I was really struggling and began to question how the heck I could run 3 more miles on legs I couldn’t control and that hurt so badly. At this point, my adductors and quads started cramping too. I decided all I could do was keep running at whatever pace kept me moving forward faster than walking - if only so I could be done and get off my feet.
I had to keep running because now my overall pace had slowed enough that if I didn’t push myself to the finish, I might not BQ. At this point, I was estimated to finish in a little over 3:30. I couldn’t walk. I couldn’t slow down any more than I had. I had to push.
The rest of this race was the biggest mental and physical battle I have ever faced in any race. I so badly wanted to give in, but I wanted to BQ even more. Lo and behold, my coach was out there on the course at mile 25. A huge lift and welcome surprise! He kept in step with me long enough to reassure me that I could do this. This was a hard day, a hard race, but I was so close.
Just 8-ish more minutes of this hell before I could finally. stop. running!
In the last mile, the 3:30 pacer ran by me. I felt a little deflated, but knew I could finish. I turned the corner to run behind the school and was so out of control of my legs that I almost ran into a lady on a bit of a sharp turn. I apologized profusely with whatever breath I had left! And on the next straightaway, I saw my husband and two little boys.
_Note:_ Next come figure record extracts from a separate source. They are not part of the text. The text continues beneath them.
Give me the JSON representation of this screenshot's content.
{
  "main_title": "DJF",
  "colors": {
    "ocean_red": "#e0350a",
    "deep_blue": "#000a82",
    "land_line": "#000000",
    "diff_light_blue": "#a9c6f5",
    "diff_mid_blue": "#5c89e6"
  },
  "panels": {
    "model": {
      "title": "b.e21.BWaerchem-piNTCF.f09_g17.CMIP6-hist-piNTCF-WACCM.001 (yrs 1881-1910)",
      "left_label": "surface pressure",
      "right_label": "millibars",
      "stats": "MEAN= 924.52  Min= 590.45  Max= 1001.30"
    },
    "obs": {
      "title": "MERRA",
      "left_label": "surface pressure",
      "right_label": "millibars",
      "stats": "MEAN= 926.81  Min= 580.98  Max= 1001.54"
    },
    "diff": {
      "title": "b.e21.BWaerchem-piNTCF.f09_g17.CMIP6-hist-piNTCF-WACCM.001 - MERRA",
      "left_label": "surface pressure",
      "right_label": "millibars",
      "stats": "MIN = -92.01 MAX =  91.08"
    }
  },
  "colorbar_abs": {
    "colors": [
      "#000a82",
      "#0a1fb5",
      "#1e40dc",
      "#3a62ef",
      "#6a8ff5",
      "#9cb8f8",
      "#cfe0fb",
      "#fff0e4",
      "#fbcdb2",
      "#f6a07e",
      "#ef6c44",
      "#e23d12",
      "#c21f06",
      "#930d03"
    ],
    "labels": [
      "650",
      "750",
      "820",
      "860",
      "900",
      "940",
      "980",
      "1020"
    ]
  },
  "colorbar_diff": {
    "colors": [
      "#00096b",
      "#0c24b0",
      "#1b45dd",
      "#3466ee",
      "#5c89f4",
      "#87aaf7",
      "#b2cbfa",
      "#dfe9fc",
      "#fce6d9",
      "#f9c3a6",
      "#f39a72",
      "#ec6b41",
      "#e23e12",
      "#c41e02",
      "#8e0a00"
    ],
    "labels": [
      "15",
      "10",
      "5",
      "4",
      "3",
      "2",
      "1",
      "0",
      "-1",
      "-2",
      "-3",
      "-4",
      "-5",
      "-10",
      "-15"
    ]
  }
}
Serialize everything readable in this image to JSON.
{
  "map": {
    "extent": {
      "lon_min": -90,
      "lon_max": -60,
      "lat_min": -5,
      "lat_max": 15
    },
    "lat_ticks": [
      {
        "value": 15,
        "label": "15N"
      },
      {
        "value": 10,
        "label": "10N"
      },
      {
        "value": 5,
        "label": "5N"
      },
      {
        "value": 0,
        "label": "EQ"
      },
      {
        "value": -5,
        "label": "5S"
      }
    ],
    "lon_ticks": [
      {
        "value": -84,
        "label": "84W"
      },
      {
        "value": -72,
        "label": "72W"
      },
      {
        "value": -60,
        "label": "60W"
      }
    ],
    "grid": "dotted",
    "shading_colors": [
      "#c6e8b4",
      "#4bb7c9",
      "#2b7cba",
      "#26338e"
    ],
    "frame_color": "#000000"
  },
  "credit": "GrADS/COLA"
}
My oldest was cheering for me so loudly that I could hear him clearly over the music in my headphones. I could see that my littlest wanted to badly to cross the street and walk up to me. And I could hear my husband cheering. I knew I was going to make it. I started pushing a little harder.
And then I saw the clock.
It read 3:29:44. I could still make it! I surged the final uphill with absolutely every ounce of strength and energy I had left in me to cross the finish line in 3:29:53. The pacer had pushed the finish as part of his race strategy! I wasn’t as far behind as I thought!
As soon as I crossed the finish line I collapsed to my hands and knees, then immediately rolled over onto my back just writhing in cramping pain. A guy next to me was also laying down screaming from the excruciating discomfort of what I can only assume was also severe cramping. I was finally able to speak and told the volunteers that it was just cramping and I would be ok. (I hope the other guy was ok too!)
After I finished, I was ... tired! I was proud of my effort. I was happy to have placed 3rd female overall. I was glad I didn't give up. But most of all, I was overwhelmed by the love and support of my friends and family at the finish line!
3 days after this race, the participants received official notification that the course, though originally USATF certified, had been mismarked on the day of the race. A cone on one of the out and back sections of the race had been inadvertently placed in the wrong spot. Unfortunately this caused the race to be 0.34 miles short of 26.2 miles. The Boston Athletic Association rules state that they will not accept adjusted times due to "unusual circumstances" including mismarked courses.